Trailing 1-0 in their first-round series, the Knicks were down 15 points late in the second quarter Wednesday night in Game 2.
Julius Randle was horrendous again, and Trae Young, Atlanta’s superstar point guard, was soaring in the face of the Garden’s derogatory chants.
But it all changed dramatically in the second half. Knicks coach Tom Thibodeau finally shook it up. He started Derrick Rose at point guard and gritty Taj Gibson at center to begin the third quarter, and regular-season Randle showed up.
It all added up to a ferocious Knicks rally and a resounding 101-92 victory over the Hawks before a rocking 15,000-plus fans at the Garden.
“We needed more energy,’’ Gibson said of the change. “And it worked.’’
With starter Elfrid Payton not playing after intermission, Rose scored 26 points. Randle fired in 13 of his 15 points in the second half and Reggie Bullock awakened from the 3-point line to turn the Garden into bedlam.
“I never doubted it, throughout the game,’’ said Randle, who scored two points and didn’t have a field goal in the first half. “There’s going to be frustrations but who we are as a team. We’re never going to doubt whether we can win a game or not. A lot of guys came into the half saying we’ve been in this position before.’’
The Knicks showed immense defensive force, Gibson seemed to wind up with every loose ball and they have evened the best-of-seven series at one game apiece. The series shifts to Atlanta for Friday’s Game 3.
“We just felt we were flat and we needed a jolt of energy,’’ Thibodeau said of his shake-up. “So we wanted to change it up. It started with the defense and we started sharing the ball, spraying it out, got some looks and we made shots. We started out slowly and our bench came in and played pretty good, then we closed the second quarter slowly. And I just wanted to change it up. I thought we had to do something different and that’s why you have a bench. Those guys came in and played great.”
Thibodeau stuck to his guns and kept Payton as the starter. The Knicks fell behind early as Young, who finished with 30 points and seven assists, was feeling his oats and they were getting pummeled by 15 late in the first half.
“Just more intensity, trying to be in them on the defensive end,’’ Bullock said of the second-half surge. “We were trying to make them feel us, just trying to get back to how we’ve been playing all year.’’

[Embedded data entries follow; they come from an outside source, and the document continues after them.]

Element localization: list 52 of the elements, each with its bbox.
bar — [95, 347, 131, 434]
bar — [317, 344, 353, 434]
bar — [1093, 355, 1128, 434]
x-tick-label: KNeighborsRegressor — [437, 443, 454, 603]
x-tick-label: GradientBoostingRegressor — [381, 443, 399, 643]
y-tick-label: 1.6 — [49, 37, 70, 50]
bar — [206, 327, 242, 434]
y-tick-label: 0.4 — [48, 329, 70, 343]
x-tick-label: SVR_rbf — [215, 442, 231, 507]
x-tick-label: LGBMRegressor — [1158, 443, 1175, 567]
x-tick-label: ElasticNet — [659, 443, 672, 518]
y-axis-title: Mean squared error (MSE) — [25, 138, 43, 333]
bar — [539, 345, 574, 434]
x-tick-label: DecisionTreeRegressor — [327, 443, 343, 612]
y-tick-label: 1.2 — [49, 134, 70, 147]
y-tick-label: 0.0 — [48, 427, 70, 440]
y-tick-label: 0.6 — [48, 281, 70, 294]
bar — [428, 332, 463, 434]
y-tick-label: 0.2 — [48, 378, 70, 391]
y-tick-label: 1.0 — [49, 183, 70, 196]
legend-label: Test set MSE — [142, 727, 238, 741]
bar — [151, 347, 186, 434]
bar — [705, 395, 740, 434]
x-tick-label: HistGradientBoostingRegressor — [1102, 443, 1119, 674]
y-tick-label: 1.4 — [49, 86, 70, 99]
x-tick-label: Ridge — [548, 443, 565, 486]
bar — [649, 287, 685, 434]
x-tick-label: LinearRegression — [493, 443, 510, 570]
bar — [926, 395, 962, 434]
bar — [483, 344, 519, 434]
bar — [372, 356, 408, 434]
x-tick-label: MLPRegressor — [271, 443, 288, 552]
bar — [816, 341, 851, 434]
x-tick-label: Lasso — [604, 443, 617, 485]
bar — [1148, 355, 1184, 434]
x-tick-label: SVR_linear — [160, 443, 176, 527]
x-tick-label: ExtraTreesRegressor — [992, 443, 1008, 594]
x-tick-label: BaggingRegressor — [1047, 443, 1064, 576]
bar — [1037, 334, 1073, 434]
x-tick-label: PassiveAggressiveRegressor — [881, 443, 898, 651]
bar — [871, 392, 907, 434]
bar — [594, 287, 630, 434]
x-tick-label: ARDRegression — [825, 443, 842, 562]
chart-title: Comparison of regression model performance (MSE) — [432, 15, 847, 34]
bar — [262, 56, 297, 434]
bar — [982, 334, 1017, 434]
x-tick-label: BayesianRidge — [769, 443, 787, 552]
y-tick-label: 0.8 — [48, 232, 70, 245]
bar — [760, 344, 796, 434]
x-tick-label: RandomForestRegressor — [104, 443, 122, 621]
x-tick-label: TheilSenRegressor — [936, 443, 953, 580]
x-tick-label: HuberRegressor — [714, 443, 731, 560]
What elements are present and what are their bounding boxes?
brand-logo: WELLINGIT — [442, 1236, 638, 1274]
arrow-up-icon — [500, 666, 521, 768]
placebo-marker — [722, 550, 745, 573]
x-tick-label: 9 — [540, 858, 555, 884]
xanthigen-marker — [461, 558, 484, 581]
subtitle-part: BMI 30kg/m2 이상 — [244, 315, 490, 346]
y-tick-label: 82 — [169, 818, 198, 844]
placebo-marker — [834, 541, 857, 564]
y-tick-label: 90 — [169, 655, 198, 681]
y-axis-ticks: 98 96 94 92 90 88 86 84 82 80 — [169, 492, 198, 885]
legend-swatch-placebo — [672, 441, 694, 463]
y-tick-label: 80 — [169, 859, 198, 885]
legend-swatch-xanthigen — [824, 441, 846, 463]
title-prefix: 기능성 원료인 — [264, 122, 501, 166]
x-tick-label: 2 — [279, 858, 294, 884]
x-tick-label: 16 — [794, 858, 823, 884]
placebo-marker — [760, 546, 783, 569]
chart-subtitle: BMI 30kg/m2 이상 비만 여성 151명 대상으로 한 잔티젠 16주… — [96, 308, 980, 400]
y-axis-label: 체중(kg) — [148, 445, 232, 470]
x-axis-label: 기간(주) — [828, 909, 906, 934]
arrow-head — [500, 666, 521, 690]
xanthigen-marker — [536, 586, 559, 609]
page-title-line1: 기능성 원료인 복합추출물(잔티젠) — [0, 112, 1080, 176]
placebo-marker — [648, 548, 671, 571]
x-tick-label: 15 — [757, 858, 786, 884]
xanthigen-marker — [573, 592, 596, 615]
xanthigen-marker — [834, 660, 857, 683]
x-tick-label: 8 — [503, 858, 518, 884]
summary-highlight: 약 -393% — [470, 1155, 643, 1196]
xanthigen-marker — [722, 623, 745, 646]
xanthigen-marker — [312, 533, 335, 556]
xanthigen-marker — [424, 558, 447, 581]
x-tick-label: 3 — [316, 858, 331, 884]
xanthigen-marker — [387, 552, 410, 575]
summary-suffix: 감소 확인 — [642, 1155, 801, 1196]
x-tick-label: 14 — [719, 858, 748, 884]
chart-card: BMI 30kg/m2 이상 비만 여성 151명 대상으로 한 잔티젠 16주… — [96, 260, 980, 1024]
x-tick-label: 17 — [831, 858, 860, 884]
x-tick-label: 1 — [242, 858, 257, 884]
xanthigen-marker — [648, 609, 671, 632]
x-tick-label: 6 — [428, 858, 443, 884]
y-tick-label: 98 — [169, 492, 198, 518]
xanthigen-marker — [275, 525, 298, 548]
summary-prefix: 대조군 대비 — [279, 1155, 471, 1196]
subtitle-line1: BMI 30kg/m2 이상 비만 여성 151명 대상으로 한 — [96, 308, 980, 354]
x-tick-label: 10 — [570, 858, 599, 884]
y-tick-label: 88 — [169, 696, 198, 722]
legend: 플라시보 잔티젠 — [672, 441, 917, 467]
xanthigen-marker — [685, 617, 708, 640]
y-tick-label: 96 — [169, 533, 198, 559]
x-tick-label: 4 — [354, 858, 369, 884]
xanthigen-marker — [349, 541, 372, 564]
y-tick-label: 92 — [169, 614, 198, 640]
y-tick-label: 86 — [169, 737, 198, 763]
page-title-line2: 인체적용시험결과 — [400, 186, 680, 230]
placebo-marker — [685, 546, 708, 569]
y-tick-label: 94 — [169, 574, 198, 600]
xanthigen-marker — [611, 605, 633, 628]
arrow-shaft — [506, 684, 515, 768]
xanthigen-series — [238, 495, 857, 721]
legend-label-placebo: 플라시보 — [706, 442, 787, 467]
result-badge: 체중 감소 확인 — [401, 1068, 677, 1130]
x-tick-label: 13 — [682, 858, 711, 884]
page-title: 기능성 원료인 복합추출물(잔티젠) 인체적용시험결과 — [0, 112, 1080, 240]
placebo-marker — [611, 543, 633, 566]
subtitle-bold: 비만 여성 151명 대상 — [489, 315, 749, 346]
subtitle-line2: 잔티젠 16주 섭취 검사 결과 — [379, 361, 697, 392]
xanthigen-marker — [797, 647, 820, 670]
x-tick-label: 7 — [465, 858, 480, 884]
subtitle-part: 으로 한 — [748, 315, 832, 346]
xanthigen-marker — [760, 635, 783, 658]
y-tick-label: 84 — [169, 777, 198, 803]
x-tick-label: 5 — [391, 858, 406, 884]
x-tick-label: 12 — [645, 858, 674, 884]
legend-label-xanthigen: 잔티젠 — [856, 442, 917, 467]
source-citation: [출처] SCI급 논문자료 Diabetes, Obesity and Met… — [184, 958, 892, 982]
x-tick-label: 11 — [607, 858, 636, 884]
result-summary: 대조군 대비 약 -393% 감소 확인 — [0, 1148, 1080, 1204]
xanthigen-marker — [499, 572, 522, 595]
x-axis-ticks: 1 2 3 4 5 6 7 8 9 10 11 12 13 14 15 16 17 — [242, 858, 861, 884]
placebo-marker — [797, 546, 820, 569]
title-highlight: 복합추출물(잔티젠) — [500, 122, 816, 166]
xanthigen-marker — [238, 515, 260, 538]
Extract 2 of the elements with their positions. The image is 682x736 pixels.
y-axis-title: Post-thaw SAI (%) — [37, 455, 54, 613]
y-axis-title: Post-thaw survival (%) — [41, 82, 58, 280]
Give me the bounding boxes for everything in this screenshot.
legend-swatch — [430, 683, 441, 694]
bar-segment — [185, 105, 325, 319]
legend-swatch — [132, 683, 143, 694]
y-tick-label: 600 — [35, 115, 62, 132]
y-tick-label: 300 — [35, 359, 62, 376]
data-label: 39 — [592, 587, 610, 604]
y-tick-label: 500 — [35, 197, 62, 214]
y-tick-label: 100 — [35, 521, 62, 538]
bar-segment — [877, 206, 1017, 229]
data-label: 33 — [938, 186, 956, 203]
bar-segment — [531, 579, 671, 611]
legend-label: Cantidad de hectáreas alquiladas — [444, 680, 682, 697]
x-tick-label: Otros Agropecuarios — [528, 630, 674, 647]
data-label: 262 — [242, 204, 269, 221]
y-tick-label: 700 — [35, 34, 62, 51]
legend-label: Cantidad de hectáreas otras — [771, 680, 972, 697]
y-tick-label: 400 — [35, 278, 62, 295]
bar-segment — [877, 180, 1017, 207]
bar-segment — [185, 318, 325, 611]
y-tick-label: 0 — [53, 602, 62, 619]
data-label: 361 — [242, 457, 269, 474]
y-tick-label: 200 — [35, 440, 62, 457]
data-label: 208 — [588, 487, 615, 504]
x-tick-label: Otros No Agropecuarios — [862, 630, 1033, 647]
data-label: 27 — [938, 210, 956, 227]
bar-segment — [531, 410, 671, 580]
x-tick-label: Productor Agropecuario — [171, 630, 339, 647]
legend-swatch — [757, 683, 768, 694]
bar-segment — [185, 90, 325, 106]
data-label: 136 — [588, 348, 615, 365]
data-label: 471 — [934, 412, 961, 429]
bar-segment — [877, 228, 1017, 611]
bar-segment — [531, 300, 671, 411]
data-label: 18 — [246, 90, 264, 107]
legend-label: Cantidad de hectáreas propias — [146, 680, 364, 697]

Randle finally found his mojo, barreling to the basket for buckets and drilling a 3-pointer on the first possession of the second half after the Knicks trailed by 13 at intermission. It was hardly a Randle domination, but it was enough.
“There’s a great will and determination to him,’’ Thibodeau said. “Julius hit that shot and he kept coming. He’s got a great will and determination. Obviously we were disappointed in the way he played in the first half but he’s a fighter. The first five minutes he came out with energy and we got going.’’
Rose was brilliant, and his longtime Bulls teammate, Gibson, was a battering ram. Rose made 9 of 21 shots — and all six of his free throws. Two playoff warriors keeping the Knicks alive.
“Last game we felt like we weren’t in tune the way we were supposed to,’’ Rose said. “I know personally I felt that way and coming in I wanted to play with intensity and just try to play as hard as I could. I felt like i played sluggish last game. To get the win, everything we went through in the game, fighting, scratching and clawing to get there, playing against a great young team, it shows fight.’’
Especially Gibson, who brought his playoff mettle.
“Taj was a monster in there tonight,’’ Thibodeau said.
“It’s a dogfight, it’s who could swing the longest for the most rounds,’’ said Gibson, who grabbed seven rebounds, added three steals and was a plus-23. “Nobody believed in us and we stayed the course.’’
Bullock, who didn’t have a 3-pointer in Game 1, finally caught fire from deep to hit back-to-back 3-pointers during the third-quarter spurt and one with 3:26 left to stave off a Hawks charge. Bullock finished 4 of 7 from 3-point land.
The Hawks went stone cold in the second half. Ex-Knick Danilo Gallinari and Bogdan Bogdanovic were European brickmasters. Gallinari was 2 of 8 from 3 and Bogdanovic finished 2 of 13 from deep.
The Garden’s roof nearly blew off its hinges after Alec Burks fed a long alley-oop pass to Obi Toppin for a dunk and the Knicks went up by 10 points, 88-78 with 8:34 left in the fourth quarter.
Incredibly, Randle, ragged in Game 1, didn’t have a field goal in the first half as Atlanta took a 57-44 halftime lead behind Young’s 20-point explosion.
The derogatory chants aimed at Young were still there, with the same profane one from Game 1. When that didn’t work, the fans chanted, “Trae Young’s balding.’’
Indeed, in the end, the Knicks did the scalping.